Earlier this week, Pottery Barn decided to stop selling kids’ Halloween costumes that Asian American civil rights groups deemed as offensive. One of the costumes featured a kimono, while the other was a sushi chef, complete with a fake knife and a prominent Japanese flag. The outfits weren’t caricatures or cartoon-like, and to some extent may even have been glorifying these characters. But the fact that they were presented as characters to have fun with was enough for some to be offended.
“Our problem is not with the attire itself; it is with the fact that Pottery Barn is marketing these outfits as costumes,” wrote Ling Woo Liu, director of strategic communications for Asian Americans Advancing Justice, according to the Los Angeles Times.
In the past, Liu has endorsed campaigns at Ohio University to make students and others rethink their choice of Halloween outfits, using the motto “We’re a culture, not a costume.” For that matter, as Inside Higher Ed noted, several college campuses around the U.S. have proactively been trying to discourage students from wearing offensive costumes this Halloween.
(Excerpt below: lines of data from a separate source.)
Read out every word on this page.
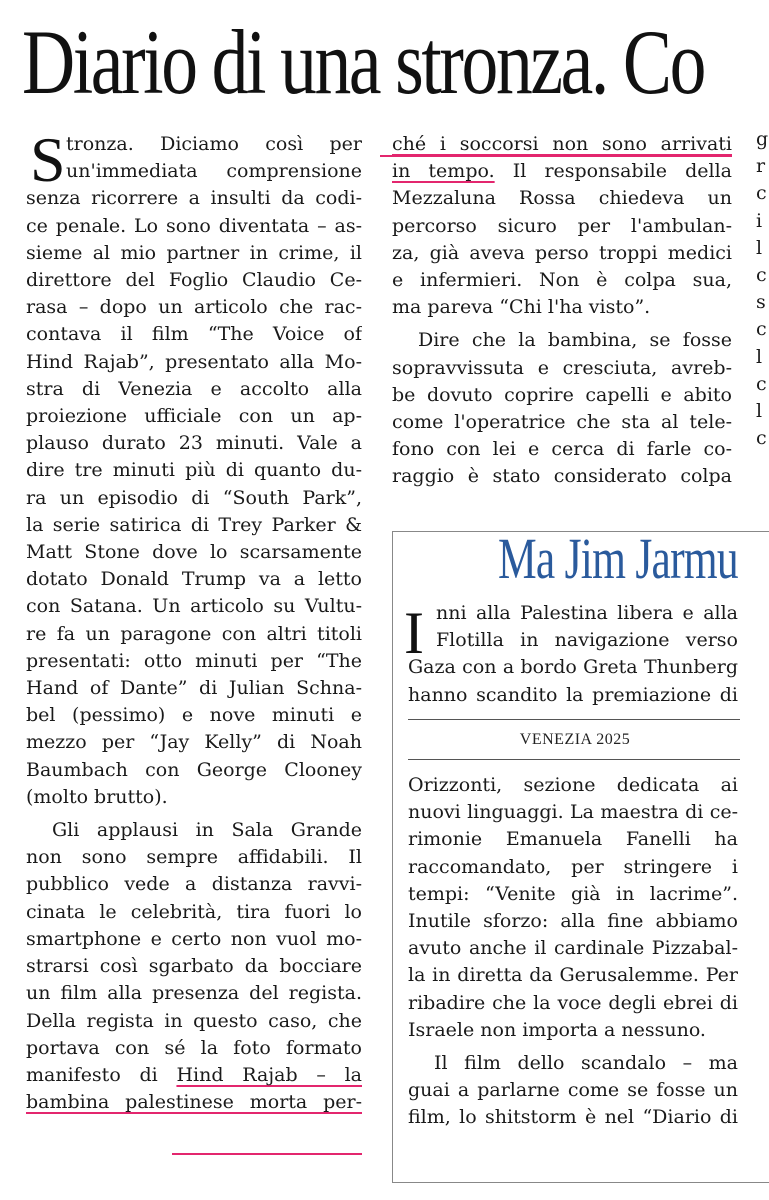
Diario di una stronza. Co
S tronza. Diciamo così per
un'immediata comprensione
senza ricorrere a insulti da codi-
ce penale. Lo sono diventata – as-
sieme al mio partner in crime, il
direttore del Foglio Claudio Ce-
rasa – dopo un articolo che rac-
contava il film “The Voice of
Hind Rajab”, presentato alla Mo-
stra di Venezia e accolto alla
proiezione ufficiale con un ap-
plauso durato 23 minuti. Vale a
dire tre minuti più di quanto du-
ra un episodio di “South Park”,
la serie satirica di Trey Parker &
Matt Stone dove lo scarsamente
dotato Donald Trump va a letto
con Satana. Un articolo su Vultu-
re fa un paragone con altri titoli
presentati: otto minuti per “The
Hand of Dante” di Julian Schna-
bel (pessimo) e nove minuti e
mezzo per “Jay Kelly” di Noah
Baumbach con George Clooney
(molto brutto).
Gli applausi in Sala Grande
non sono sempre affidabili. Il
pubblico vede a distanza ravvi-
cinata le celebrità, tira fuori lo
smartphone e certo non vuol mo-
strarsi così sgarbato da bocciare
un film alla presenza del regista.
Della regista in questo caso, che
portava con sé la foto formato
manifesto di Hind Rajab – la
bambina palestinese morta per-
ché i soccorsi non sono arrivati
in tempo. Il responsabile della
Mezzaluna Rossa chiedeva un
percorso sicuro per l'ambulan-
za, già aveva perso troppi medici
e infermieri. Non è colpa sua,
ma pareva “Chi l'ha visto”.
Dire che la bambina, se fosse
sopravvissuta e cresciuta, avreb-
be dovuto coprire capelli e abito
come l'operatrice che sta al tele-
fono con lei e cerca di farle co-
raggio è stato considerato colpa
g
r
c
i
l
c
s
c
l
c
l
c
Ma Jim Jarmu
I nni alla Palestina libera e alla
Flotilla in navigazione verso
Gaza con a bordo Greta Thunberg
hanno scandito la premiazione di
VENEZIA 2025
Orizzonti, sezione dedicata ai
nuovi linguaggi. La maestra di ce-
rimonie Emanuela Fanelli ha
raccomandato, per stringere i
tempi: “Venite già in lacrime”.
Inutile sforzo: alla fine abbiamo
avuto anche il cardinale Pizzabal-
la in diretta da Gerusalemme. Per
ribadire che la voce degli ebrei di
Israele non importa a nessuno.
Il film dello scandalo – ma
guai a parlarne come se fosse un
film, lo shitstorm è nel “Diario di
For instance, the University of Colorado at Boulder has cautioned students against dressing up as hillbillies, Asian nerds, cowboys, Native Americans, ghetto characters, and other racial or ethnic stereotypes.
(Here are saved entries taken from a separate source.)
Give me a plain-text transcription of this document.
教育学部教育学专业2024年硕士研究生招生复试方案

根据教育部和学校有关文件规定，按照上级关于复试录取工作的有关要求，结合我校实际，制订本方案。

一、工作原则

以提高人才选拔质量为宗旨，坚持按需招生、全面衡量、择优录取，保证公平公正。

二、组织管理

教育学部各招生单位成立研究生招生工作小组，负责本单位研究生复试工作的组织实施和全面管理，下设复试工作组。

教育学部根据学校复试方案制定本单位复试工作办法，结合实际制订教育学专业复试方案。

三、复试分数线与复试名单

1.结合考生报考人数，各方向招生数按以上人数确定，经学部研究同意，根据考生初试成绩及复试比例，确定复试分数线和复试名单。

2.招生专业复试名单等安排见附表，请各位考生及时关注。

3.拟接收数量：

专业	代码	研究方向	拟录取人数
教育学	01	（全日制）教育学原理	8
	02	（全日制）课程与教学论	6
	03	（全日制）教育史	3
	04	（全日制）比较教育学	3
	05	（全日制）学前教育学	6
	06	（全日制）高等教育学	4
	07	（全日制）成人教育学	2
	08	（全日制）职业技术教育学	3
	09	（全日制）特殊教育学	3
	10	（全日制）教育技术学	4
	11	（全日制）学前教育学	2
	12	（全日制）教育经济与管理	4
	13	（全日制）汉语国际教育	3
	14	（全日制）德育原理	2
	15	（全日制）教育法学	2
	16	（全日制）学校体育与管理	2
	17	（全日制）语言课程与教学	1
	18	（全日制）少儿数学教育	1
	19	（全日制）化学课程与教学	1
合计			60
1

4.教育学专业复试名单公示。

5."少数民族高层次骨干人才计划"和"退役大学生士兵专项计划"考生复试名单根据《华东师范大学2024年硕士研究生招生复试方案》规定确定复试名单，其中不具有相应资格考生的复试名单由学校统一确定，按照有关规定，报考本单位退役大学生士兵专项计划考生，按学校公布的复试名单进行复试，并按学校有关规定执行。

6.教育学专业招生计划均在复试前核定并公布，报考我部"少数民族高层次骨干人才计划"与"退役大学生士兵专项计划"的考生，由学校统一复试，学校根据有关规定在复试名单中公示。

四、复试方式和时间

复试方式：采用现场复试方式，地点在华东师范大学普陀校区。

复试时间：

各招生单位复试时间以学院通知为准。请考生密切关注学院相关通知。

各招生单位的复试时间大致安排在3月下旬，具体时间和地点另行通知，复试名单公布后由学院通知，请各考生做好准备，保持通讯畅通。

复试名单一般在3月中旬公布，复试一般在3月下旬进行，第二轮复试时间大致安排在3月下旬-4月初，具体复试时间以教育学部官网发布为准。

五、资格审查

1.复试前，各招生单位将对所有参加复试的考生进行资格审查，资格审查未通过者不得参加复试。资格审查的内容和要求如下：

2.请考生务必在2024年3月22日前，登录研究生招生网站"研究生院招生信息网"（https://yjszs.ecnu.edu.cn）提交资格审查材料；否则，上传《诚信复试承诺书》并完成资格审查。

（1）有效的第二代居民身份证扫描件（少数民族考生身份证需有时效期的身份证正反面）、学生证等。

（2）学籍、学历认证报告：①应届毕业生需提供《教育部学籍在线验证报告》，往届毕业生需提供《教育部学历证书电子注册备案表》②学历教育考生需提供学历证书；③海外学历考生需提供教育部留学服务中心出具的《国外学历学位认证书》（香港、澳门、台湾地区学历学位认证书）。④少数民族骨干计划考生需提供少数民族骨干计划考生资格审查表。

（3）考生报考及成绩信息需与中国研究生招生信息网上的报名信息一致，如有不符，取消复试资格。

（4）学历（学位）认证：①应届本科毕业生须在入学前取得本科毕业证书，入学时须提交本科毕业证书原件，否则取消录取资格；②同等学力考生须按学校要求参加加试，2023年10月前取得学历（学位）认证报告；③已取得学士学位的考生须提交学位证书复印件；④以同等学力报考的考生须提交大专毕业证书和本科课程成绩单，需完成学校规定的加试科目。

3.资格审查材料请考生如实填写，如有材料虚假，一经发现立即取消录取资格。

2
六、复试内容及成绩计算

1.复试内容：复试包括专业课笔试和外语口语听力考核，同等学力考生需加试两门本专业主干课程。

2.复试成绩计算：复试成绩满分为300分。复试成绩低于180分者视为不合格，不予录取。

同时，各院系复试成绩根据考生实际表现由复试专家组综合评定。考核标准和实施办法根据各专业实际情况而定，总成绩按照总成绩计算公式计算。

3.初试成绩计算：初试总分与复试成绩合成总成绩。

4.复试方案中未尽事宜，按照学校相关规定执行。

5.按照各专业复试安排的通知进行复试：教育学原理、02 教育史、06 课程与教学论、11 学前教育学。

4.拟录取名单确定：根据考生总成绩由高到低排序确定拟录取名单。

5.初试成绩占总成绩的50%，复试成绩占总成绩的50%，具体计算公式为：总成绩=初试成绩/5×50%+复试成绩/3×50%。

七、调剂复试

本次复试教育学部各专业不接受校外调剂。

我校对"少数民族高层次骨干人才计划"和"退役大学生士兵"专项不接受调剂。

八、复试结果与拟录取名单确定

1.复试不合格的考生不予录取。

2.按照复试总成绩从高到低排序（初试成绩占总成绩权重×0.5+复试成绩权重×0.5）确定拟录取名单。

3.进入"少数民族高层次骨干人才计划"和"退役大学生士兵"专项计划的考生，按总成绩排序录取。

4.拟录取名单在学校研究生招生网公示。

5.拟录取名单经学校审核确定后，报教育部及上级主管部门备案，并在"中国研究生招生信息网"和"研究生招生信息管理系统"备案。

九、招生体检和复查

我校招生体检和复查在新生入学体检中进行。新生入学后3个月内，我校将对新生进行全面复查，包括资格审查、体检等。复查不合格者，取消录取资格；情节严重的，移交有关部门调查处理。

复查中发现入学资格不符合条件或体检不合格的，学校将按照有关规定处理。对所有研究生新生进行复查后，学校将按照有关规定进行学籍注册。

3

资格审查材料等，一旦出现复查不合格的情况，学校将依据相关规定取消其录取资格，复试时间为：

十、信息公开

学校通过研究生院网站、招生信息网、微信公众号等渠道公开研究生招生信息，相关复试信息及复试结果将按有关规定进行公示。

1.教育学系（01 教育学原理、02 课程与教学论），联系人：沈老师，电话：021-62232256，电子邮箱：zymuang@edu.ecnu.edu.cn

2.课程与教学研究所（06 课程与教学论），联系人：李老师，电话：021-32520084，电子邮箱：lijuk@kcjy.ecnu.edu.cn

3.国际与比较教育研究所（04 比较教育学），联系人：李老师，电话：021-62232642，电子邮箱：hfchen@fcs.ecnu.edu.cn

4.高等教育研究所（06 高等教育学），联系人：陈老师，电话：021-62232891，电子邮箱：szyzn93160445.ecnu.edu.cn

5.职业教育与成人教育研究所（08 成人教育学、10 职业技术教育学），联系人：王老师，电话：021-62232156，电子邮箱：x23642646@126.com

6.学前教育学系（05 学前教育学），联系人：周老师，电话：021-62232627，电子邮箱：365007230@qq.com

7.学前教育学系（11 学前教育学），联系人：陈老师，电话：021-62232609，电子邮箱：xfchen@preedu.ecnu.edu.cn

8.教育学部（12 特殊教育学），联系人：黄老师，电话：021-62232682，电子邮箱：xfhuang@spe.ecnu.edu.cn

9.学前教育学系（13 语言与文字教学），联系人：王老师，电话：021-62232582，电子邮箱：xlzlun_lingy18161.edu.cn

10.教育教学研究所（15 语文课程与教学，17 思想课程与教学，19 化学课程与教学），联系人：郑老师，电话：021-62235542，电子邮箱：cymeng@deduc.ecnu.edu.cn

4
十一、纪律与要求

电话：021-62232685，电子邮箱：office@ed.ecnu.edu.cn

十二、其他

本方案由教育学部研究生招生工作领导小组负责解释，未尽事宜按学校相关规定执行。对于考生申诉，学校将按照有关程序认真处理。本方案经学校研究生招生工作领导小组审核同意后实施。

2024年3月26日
The campaign caused Denver Post columnist Alicia Caldwell to wonder if there are any Halloween costumes whatsoever that are 100% non-offensive. After making the case that certain groups could be offended by classic costumes like witches, hobos, nuns, and fortune tellers, Caldwell consulted a CU professor who studies stereotypes and offered the advice, “Probably your safest bet is to dress as the devil.”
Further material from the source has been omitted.